Posted in movies and TV on May 31st, 2009 by irv – 5 Comments

For some people, one of the things that makes science fiction interesting is the way it deals with ideas. I’m one of the old school that prefers the scientific and technological ideas over philosophical ones, as I find most philosophy (particularly when it’s in the context of science fiction) to be pretentious and illogical. Technology is a tool for building things and making people’s lives longer and more comfortable. It can’t change who we are (which could be a reference to the exceptional TV show Dollhouse or it could just be a segue into the discussion that follows. Don’t ask me which. I just write this stuff, I don’t analyze it).

Lately, due to the release of the new Terminator movie (Terminator: Salvation – a title apparently chosen more for dramatic impact than for anything that happens in the movie), there has been a slew of articles about how technology – especially robots – will shape the future of the human race. Usually the headline is something like, “Real life Terminators: How much time do we have?”

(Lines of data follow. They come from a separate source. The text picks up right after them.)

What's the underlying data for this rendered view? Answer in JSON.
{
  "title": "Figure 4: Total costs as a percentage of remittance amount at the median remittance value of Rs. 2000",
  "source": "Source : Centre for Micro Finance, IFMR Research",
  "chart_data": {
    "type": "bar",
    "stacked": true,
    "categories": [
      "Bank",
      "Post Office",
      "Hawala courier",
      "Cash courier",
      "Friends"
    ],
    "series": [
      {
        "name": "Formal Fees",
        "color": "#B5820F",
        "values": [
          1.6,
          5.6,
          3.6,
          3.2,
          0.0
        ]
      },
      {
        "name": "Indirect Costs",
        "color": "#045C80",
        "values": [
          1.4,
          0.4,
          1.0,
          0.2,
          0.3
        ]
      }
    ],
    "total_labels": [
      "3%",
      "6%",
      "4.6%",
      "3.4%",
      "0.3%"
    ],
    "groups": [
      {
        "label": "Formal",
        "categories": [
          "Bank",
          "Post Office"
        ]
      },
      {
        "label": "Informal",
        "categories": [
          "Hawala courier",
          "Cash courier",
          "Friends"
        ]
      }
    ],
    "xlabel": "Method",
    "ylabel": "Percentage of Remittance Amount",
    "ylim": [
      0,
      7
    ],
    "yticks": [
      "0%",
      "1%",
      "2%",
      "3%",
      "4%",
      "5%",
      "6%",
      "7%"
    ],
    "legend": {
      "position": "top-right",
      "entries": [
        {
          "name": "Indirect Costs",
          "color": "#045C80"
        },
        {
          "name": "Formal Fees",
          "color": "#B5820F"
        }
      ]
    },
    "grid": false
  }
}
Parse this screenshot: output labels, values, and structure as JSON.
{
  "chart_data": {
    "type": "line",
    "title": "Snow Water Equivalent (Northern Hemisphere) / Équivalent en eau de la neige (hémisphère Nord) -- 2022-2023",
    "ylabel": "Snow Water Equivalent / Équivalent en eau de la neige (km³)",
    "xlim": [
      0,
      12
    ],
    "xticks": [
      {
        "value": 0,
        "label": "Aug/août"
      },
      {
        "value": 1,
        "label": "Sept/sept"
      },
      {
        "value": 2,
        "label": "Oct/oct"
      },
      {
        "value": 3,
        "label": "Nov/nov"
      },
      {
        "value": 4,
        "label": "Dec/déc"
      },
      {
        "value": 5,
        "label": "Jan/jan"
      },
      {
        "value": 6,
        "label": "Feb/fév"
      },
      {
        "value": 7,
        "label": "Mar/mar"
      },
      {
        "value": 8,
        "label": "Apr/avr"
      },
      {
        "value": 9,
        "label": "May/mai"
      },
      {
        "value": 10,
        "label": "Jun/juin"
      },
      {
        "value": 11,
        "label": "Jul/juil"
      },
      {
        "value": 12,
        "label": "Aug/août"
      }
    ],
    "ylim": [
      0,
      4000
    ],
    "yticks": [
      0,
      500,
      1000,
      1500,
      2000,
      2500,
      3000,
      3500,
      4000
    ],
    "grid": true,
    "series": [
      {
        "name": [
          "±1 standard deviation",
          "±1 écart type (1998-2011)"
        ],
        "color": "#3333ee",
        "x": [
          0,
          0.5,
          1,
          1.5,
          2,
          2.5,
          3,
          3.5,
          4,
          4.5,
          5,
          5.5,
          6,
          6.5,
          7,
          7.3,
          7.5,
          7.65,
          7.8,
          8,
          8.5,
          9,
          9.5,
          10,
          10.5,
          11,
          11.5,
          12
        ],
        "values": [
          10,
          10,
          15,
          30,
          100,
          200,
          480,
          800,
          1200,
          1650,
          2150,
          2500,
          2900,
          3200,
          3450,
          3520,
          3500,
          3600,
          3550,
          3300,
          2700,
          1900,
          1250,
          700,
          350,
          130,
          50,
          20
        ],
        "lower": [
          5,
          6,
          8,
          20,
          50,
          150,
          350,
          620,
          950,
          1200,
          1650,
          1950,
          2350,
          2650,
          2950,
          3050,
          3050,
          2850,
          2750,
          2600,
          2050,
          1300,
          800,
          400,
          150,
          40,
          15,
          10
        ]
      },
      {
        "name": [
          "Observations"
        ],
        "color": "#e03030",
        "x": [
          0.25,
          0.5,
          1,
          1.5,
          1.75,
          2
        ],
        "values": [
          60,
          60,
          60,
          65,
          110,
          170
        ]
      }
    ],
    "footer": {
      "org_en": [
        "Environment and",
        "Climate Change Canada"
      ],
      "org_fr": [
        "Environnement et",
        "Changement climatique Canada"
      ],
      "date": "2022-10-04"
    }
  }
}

I’m not going to link to any of those articles because they are, almost without exception, not worth the paper that no one is bothering to print them out on (Sorry. This isn’t supposed to be a “what’s wrong with newspapers” post). For the moment it should be enough to say that the technology to build terminators doesn’t yet exist. Not the hardware and not the software. The robot apocalypse proposed by the Terminator movies is not just around the corner. Those movies came out of a different time and a different generation that grew up with the idea that some kind of apocalypse (probably a nuclear one) was always around the corner.